大学卒業後の1年間は「ギャップイヤー」として、さらなる自己研鑽に励む。たとえば約2カ月をかけてベトナム、フィリピン、タイ、マレーシア、インドネシアをめぐり、見聞を広めてきた。地球規模で、自分の「好き」で生きていく思いはさらに募っている。帰国後は、仲間と新しいサービス開発に挑戦している。自身の海外経験から世界が広がり、自分も変われた経験から、国外に行かずとも気軽に留学体験ができる国内留学の事業に取り組んでいる。日本に住む国際夫婦のもとでのホームステイ経験を通して「世界を広げる」「自分を変える」「英語を好きになる」機会を提供したいと、国内留学のマッチングプラットフォームを開発中だ。

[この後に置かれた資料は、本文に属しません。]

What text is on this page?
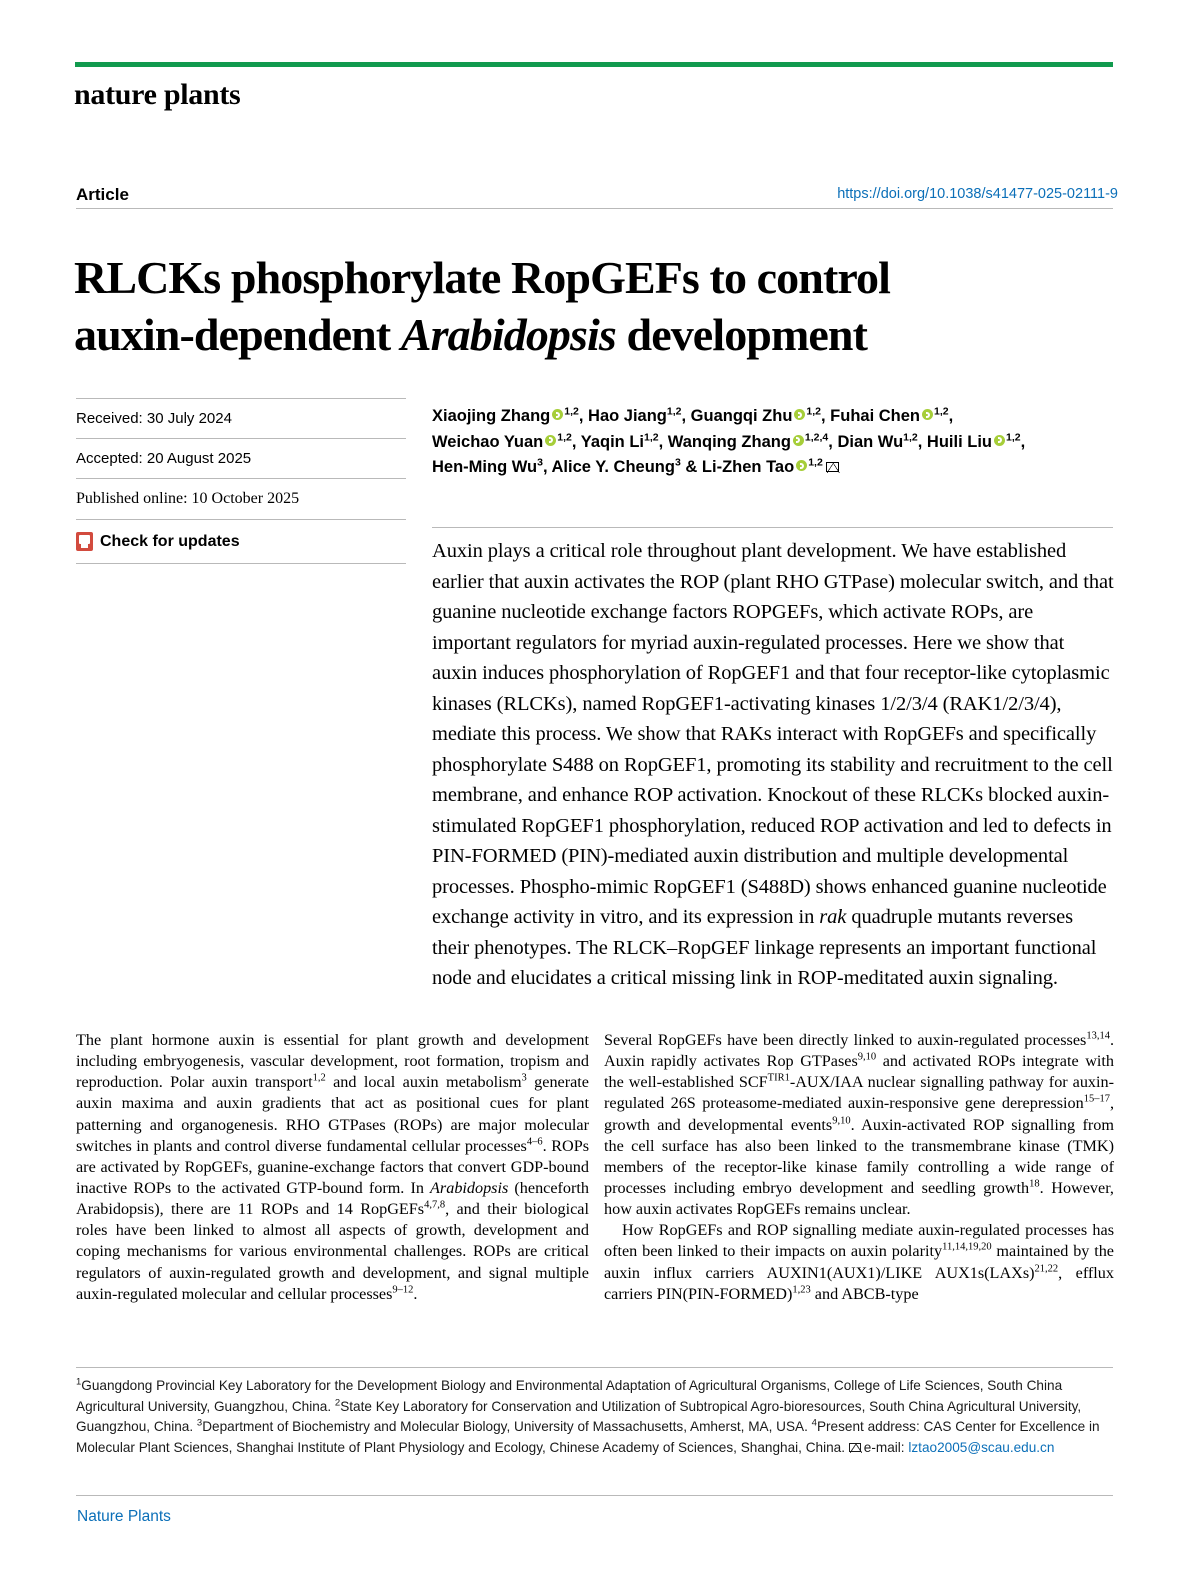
nature plants
Article	https://doi.org/10.1038/s41477-025-02111-9
RLCKs phosphorylate RopGEFs to control
auxin-dependent Arabidopsis development
Received: 30 July 2024
Accepted: 20 August 2025
Published online: 10 October 2025
Check for updates
Xiaojing Zhang $^{1,2}$, Hao Jiang$^{1,2}$, Guangqi Zhu $^{1,2}$, Fuhai Chen $^{1,2}$,
Weichao Yuan $^{1,2}$, Yaqin Li$^{1,2}$, Wanqing Zhang $^{1,2,4}$, Dian Wu$^{1,2}$, Huili Liu $^{1,2}$,
Hen-Ming Wu$^3$, Alice Y. Cheung$^3$ & Li-Zhen Tao $^{1,2}$
Auxin plays a critical role throughout plant development. We have established earlier that auxin activates the ROP (plant RHO GTPase) molecular switch, and that guanine nucleotide exchange factors ROPGEFs, which activate ROPs, are important regulators for myriad auxin-regulated processes. Here we show that auxin induces phosphorylation of RopGEF1 and that four receptor-like cytoplasmic kinases (RLCKs), named RopGEF1-activating kinases 1/2/3/4 (RAK1/2/3/4), mediate this process. We show that RAKs interact with RopGEFs and specifically phosphorylate S488 on RopGEF1, promoting its stability and recruitment to the cell membrane, and enhance ROP activation. Knockout of these RLCKs blocked auxin-stimulated RopGEF1 phosphorylation, reduced ROP activation and led to defects in PIN-FORMED (PIN)-mediated auxin distribution and multiple developmental processes. Phospho-mimic RopGEF1 (S488D) shows enhanced guanine nucleotide exchange activity in vitro, and its expression in rak quadruple mutants reverses their phenotypes. The RLCK–RopGEF linkage represents an important functional node and elucidates a critical missing link in ROP-meditated auxin signaling.

The plant hormone auxin is essential for plant growth and development including embryogenesis, vascular development, root formation, tropism and reproduction. Polar auxin transport$^{1,2}$ and local auxin metabolism$^3$ generate auxin maxima and auxin gradients that act as positional cues for plant patterning and organogenesis. RHO GTPases (ROPs) are major molecular switches in plants and control diverse fundamental cellular processes$^{4-6}$. ROPs are activated by RopGEFs, guanine-exchange factors that convert GDP-bound inactive ROPs to the activated GTP-bound form. In Arabidopsis (henceforth Arabidopsis), there are 11 ROPs and 14 RopGEFs$^{4,7,8}$, and their biological roles have been linked to almost all aspects of growth, development and coping mechanisms for various environmental challenges. ROPs are critical regulators of auxin-regulated growth and development, and signal multiple auxin-regulated molecular and cellular processes$^{9-12}$.

Several RopGEFs have been directly linked to auxin-regulated processes$^{13,14}$. Auxin rapidly activates Rop GTPases$^{9,10}$ and activated ROPs integrate with the well-established $SCF^{TIR1}-AUX$/IAA nuclear signalling pathway for auxin-regulated 26S proteasome-mediated auxin-responsive gene derepression$^{15-17}$, growth and developmental events$^{9,10}$. Auxin-activated ROP signalling from the cell surface has also been linked to the transmembrane kinase (TMK) members of the receptor-like kinase family controlling a wide range of processes including embryo development and seedling growth$^{18}$. However, how auxin activates RopGEFs remains unclear.

How RopGEFs and ROP signalling mediate auxin-regulated processes has often been linked to their impacts on auxin polarity$^{11,14,19,20}$ maintained by the auxin influx carriers AUXIN1(AUX1)/LIKE AUX1s(LAXs)$^{21,22}$, efflux carriers PIN(PIN-FORMED)$^{1,23}$ and ABCB-type

$^1$Guangdong Provincial Key Laboratory for the Development Biology and Environmental Adaptation of Agricultural Organisms, College of Life Sciences, South China Agricultural University, Guangzhou, China. $^2$State Key Laboratory for Conservation and Utilization of Subtropical Agro-bioresources, South China Agricultural University, Guangzhou, China. $^3$Department of Biochemistry and Molecular Biology, University of Massachusetts, Amherst, MA, USA. $^4$Present address: CAS Center for Excellence in Molecular Plant Sciences, Shanghai Institute of Plant Physiology and Ecology, Chinese Academy of Sciences, Shanghai, China. e-mail: lztao2005@scau.edu.cn
Nature Plants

「いずれは日本と海外をつなげられる人にもなりたい。海外に向けて日本のよさを伝えたり、広げたりすることをしたいという思いも強くなっています」
そう言って、まっすぐに夢を見る。「内気な性格で人前に出ることが恥ずかしく、自分を表現することが苦手」だった名残は、もうどこにもない。
「いずれは日本と海外をつなげられる人にもなりたい」
※記事中の肩書きは取材当時のものです。また、学校名は卒業当時の名称です。